In connection with the Offering, the Underwriters and any of their affiliates, acting as investors for their own accounts, may subscribe for or purchase securities of the Company and may otherwise deal for their own accounts. Accordingly, references in the Prospectus, once published, to the securities being issued should be read as including any issue or offer to the Underwriters and any of their affiliates acting as investors for their own accounts. In addition certain of the Underwriters or their respective affiliates may enter into financing arrangements and swaps with investors in connection with which such Underwriters (or their affiliates) may from time to time acquire, hold or dispose of the Company’s shares. The Underwriters do not intend to disclose the extent of any such investment or transactions otherwise than in accordance with any legal or regulatory obligations to do so.
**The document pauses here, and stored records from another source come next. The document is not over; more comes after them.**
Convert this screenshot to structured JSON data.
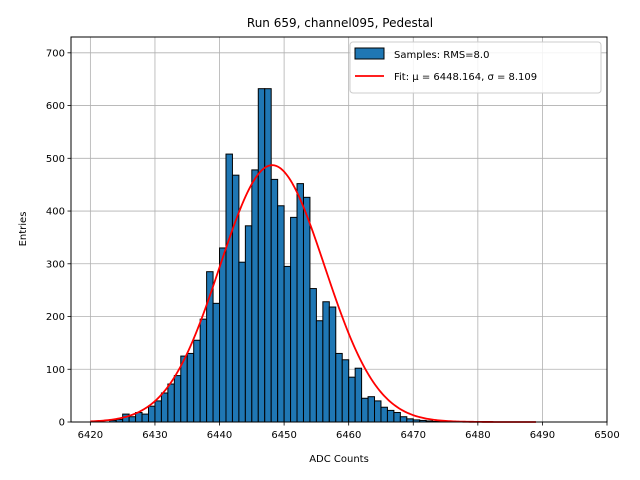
{
  "chart_data": {
    "type": "bar",
    "title": "Run 659, channel095, Pedestal",
    "xlabel": "ADC Counts",
    "ylabel": "Entries",
    "xlim": [
      6417,
      6500
    ],
    "ylim": [
      0,
      730
    ],
    "xticks": [
      6420,
      6430,
      6440,
      6450,
      6460,
      6470,
      6480,
      6490,
      6500
    ],
    "yticks": [
      0,
      100,
      200,
      300,
      400,
      500,
      600,
      700
    ],
    "grid": true,
    "legend_position": "top-right",
    "bar_color": "#1f77b4",
    "fit_color": "#ff0000",
    "bins": {
      "start": 6420,
      "width": 1,
      "values": [
        0,
        0,
        0,
        3,
        5,
        15,
        10,
        18,
        15,
        30,
        40,
        55,
        72,
        88,
        125,
        130,
        155,
        195,
        285,
        225,
        330,
        508,
        468,
        303,
        372,
        478,
        632,
        632,
        460,
        410,
        295,
        388,
        452,
        426,
        253,
        192,
        228,
        218,
        130,
        118,
        85,
        102,
        45,
        48,
        40,
        28,
        22,
        18,
        10,
        6,
        4,
        3,
        2,
        1,
        1
      ]
    },
    "series": [
      {
        "name": "Samples: RMS=8.0",
        "kind": "histogram"
      },
      {
        "name": "Fit: μ = 6448.164, σ = 8.109",
        "kind": "line",
        "mu": 6448.164,
        "sigma": 8.109,
        "amplitude": 487,
        "x_range": [
          6420,
          6489
        ]
      }
    ]
  }
}
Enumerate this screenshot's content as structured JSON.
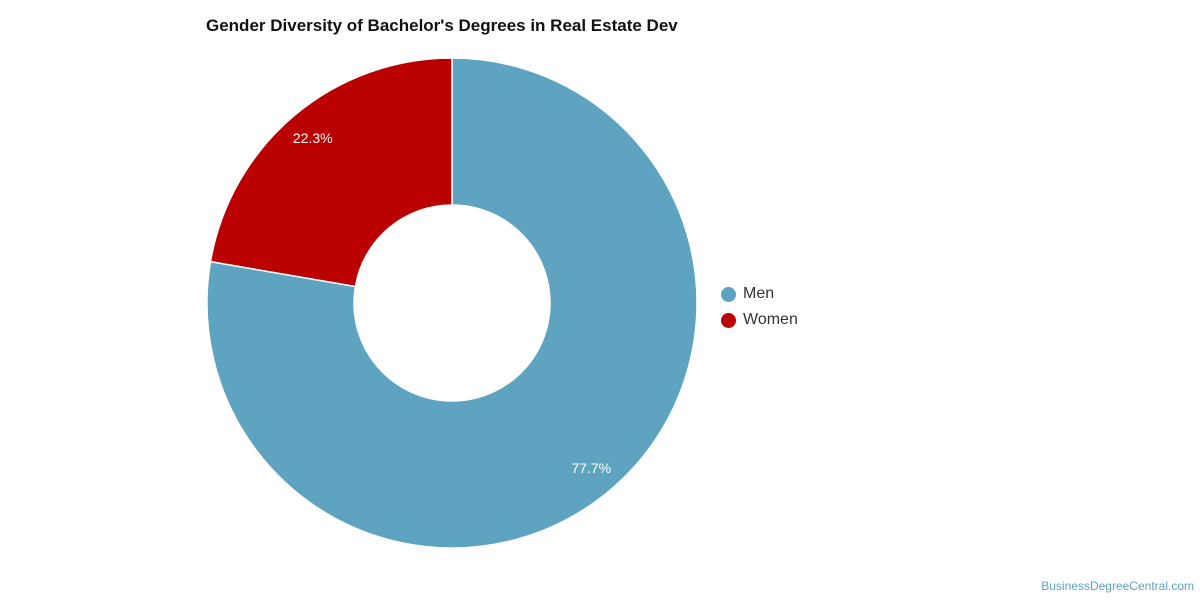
{
  "chart_data": {
    "type": "pie",
    "variant": "donut",
    "title": "Gender Diversity of Bachelor's Degrees in Real Estate Dev",
    "categories": [
      "Men",
      "Women"
    ],
    "values": [
      77.7,
      22.3
    ],
    "value_labels": [
      "77.7%",
      "22.3%"
    ],
    "colors": [
      "#5ea3c0",
      "#bb0000"
    ],
    "legend_position": "right",
    "start_angle_deg": 0,
    "direction": "clockwise"
  },
  "credit": "BusinessDegreeCentral.com"
}
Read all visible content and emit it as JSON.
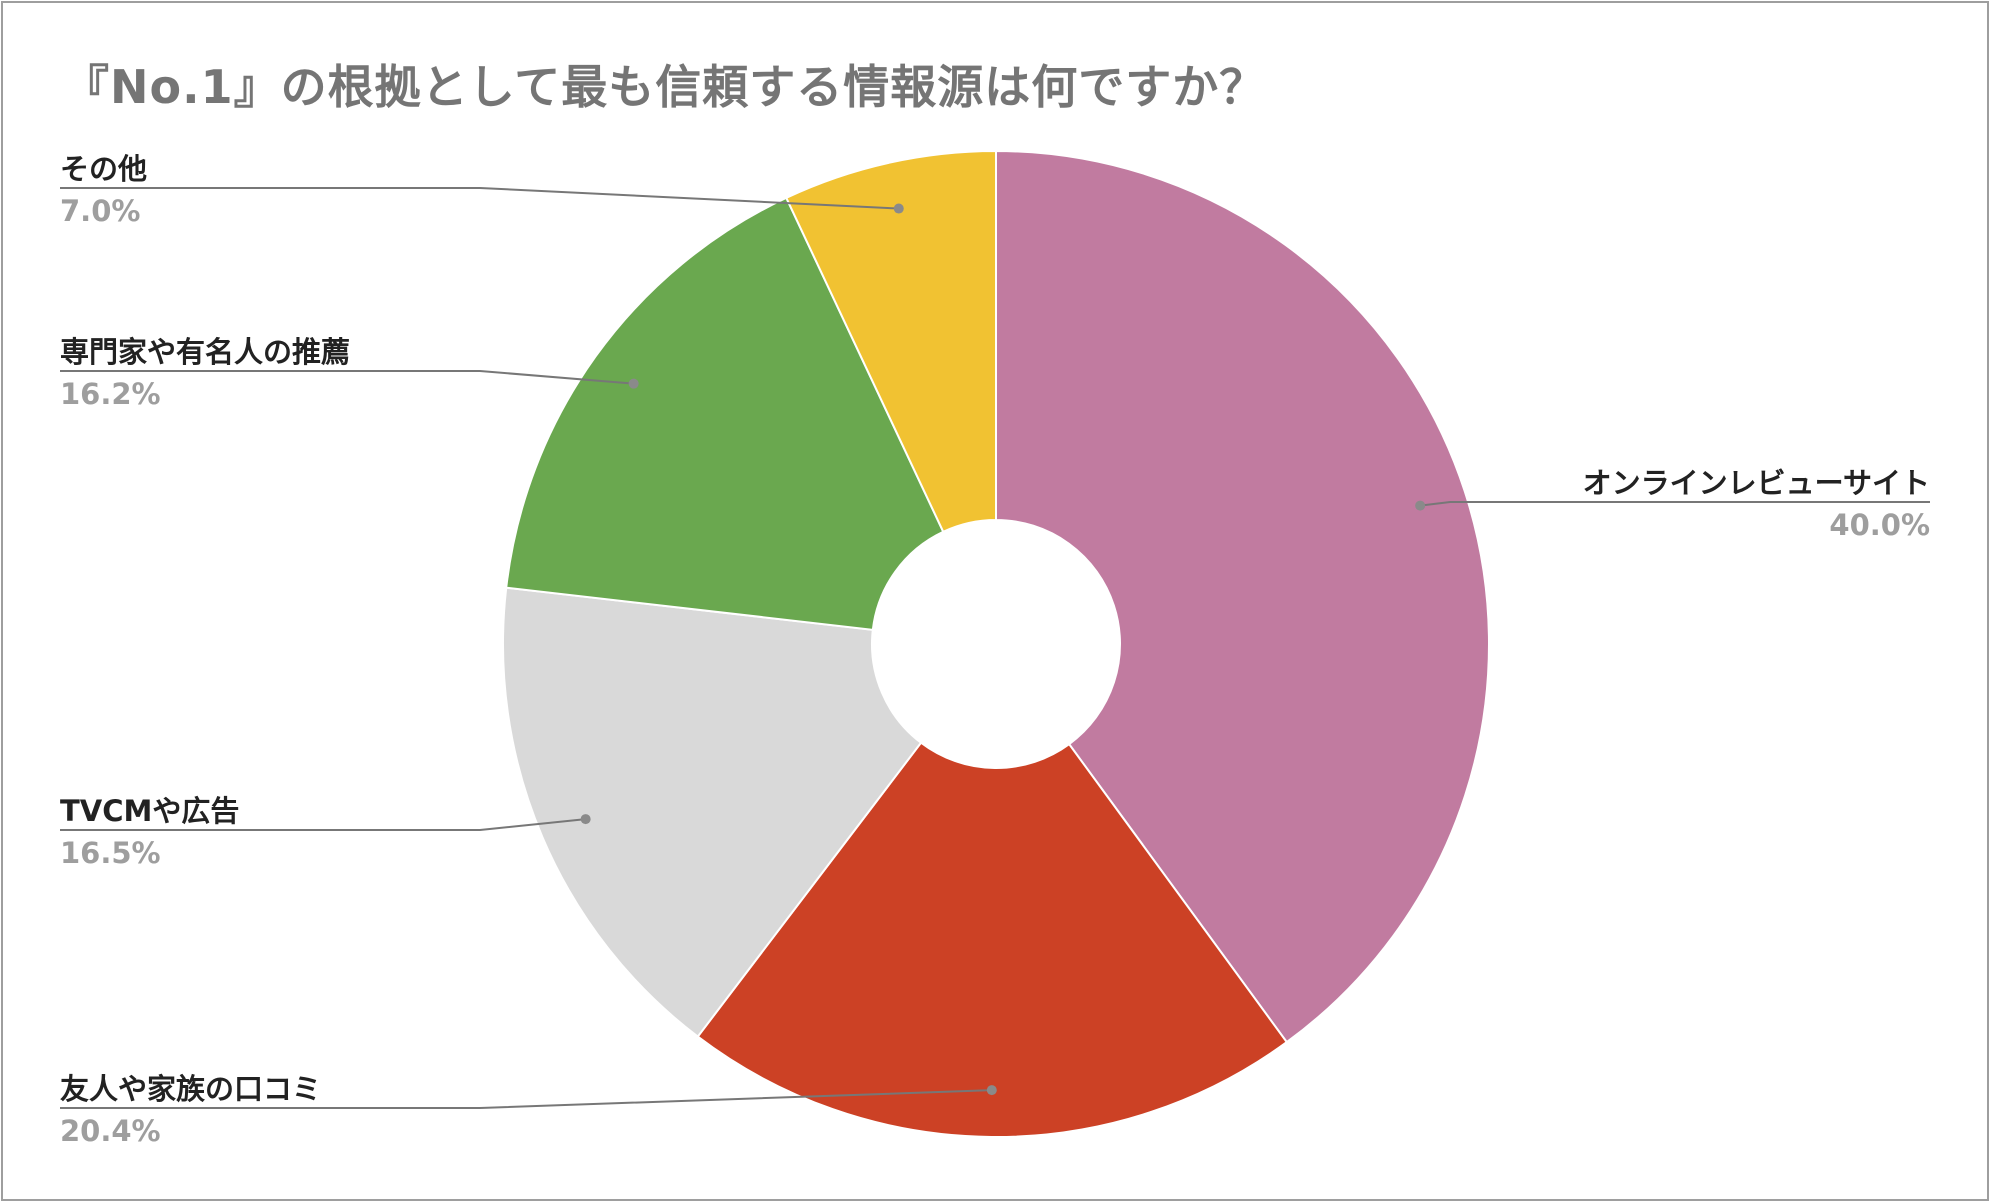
{
  "chart_data": {
    "type": "pie",
    "title": "『No.1』の根拠として最も信頼する情報源は何ですか？",
    "donut": true,
    "start": "top, clockwise",
    "legend": "labels beside slices with leader lines",
    "slices": [
      {
        "label": "オンラインレビューサイト",
        "value": 40.0,
        "value_label": "40.0%",
        "color": "#c17ba0",
        "side": "right"
      },
      {
        "label": "友人や家族の口コミ",
        "value": 20.4,
        "value_label": "20.4%",
        "color": "#cc4125",
        "side": "left"
      },
      {
        "label": "TVCMや広告",
        "value": 16.5,
        "value_label": "16.5%",
        "color": "#d9d9d9",
        "side": "left"
      },
      {
        "label": "専門家や有名人の推薦",
        "value": 16.2,
        "value_label": "16.2%",
        "color": "#6aa84f",
        "side": "left"
      },
      {
        "label": "その他",
        "value": 7.0,
        "value_label": "7.0%",
        "color": "#f1c232",
        "side": "left"
      }
    ]
  }
}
None of the Underwriters or any of their respective directors, officers, employees, advisers or agents accepts any responsibility or liability whatsoever for or makes any representation or warranty, express or implied, as to the truth, accuracy or completeness of the information in this announcement (or whether any information has been omitted from the announcement) or, with limited exception, other information relating to the Company, its subsidiaries or associated companies, whether written, oral or in a visual or electronic form, and howsoever transmitted or made available or for any loss howsoever arising from any use of this announcement or its contents or otherwise arising in connection therewith.